The New Zealand media seems to lack interest in and knowledge of human rights issues, says the deputy director of Amnesty International New Zealand, Rebecca Emery.
Emery was speaking at a conference hosted by Amnesty International at AUT University last week as part of its upcoming Demand Dignity campaign.
“Human rights are pretty much taken for granted until they’re taken away,” she said.
Emery said she wanted to establish a media network in New Zealand and the Pacific to help get human rights stories out.
Dr Martin Hirst, journalism curriculum leader at AUT University, said if journalism slogans such as “the fourth estate”, and “acting as watchdogs”, were to mean anything, they needed associated action.

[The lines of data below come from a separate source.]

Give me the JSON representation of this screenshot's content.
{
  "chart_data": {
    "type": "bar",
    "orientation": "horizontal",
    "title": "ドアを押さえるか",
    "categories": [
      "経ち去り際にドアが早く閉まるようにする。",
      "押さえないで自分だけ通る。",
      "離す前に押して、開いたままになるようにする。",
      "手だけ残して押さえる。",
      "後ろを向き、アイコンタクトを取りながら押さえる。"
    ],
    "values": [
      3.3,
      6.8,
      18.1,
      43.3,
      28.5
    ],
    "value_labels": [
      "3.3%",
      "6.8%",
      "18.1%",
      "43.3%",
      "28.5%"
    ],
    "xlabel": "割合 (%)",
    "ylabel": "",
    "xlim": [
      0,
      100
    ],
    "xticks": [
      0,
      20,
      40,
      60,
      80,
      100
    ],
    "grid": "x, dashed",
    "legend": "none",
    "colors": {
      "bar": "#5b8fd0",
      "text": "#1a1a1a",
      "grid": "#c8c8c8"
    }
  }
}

He advocated a “journalism of attachment”, in which reporters prodded communities to do public work, support civic culture and attempt to push the world in a certain direction.
David Vaefe, programme manager of the Pacific Cooperation Foundation, spoke about the challenges Pacific Island journalists face in reporting human rights issues.
He said Pacific Island journalists may face intimidation for writing articles critical of government actions or for highlighting social problems.
Vaefe said at the PCF conference in Apia, Samoa last year, a newspaper editor arrived with a black eye after being assaulted for a story he had written.
Dr Hirst said: “If the media outside the country [where intimidation is taking place] is not reporting about the violence against journalists, it allows those governments to ramp up those abuses.”
Vaefe stressed the importance of improving the standard of journalism in the Pacific to increase awareness of serious issues such as HIV, poverty and the environment.
“If you strengthen the media’s ability to reflect society, you strengthen civil society,” he said.
Barbara Dreaver, TVNZ’s Pacific correspondent, spoke about her experience of being expelled from Fiji, giving an insight into the situation there.
“Any voice of dissent is being censored,” she said.
Dreaver said the story that led to her expulsion revealed industries closing, job losses and food prices rising and children going hungry.
“If anything is going to cause problems for the military-led government, it’s Fijian parents that can’t feed their children,” she said.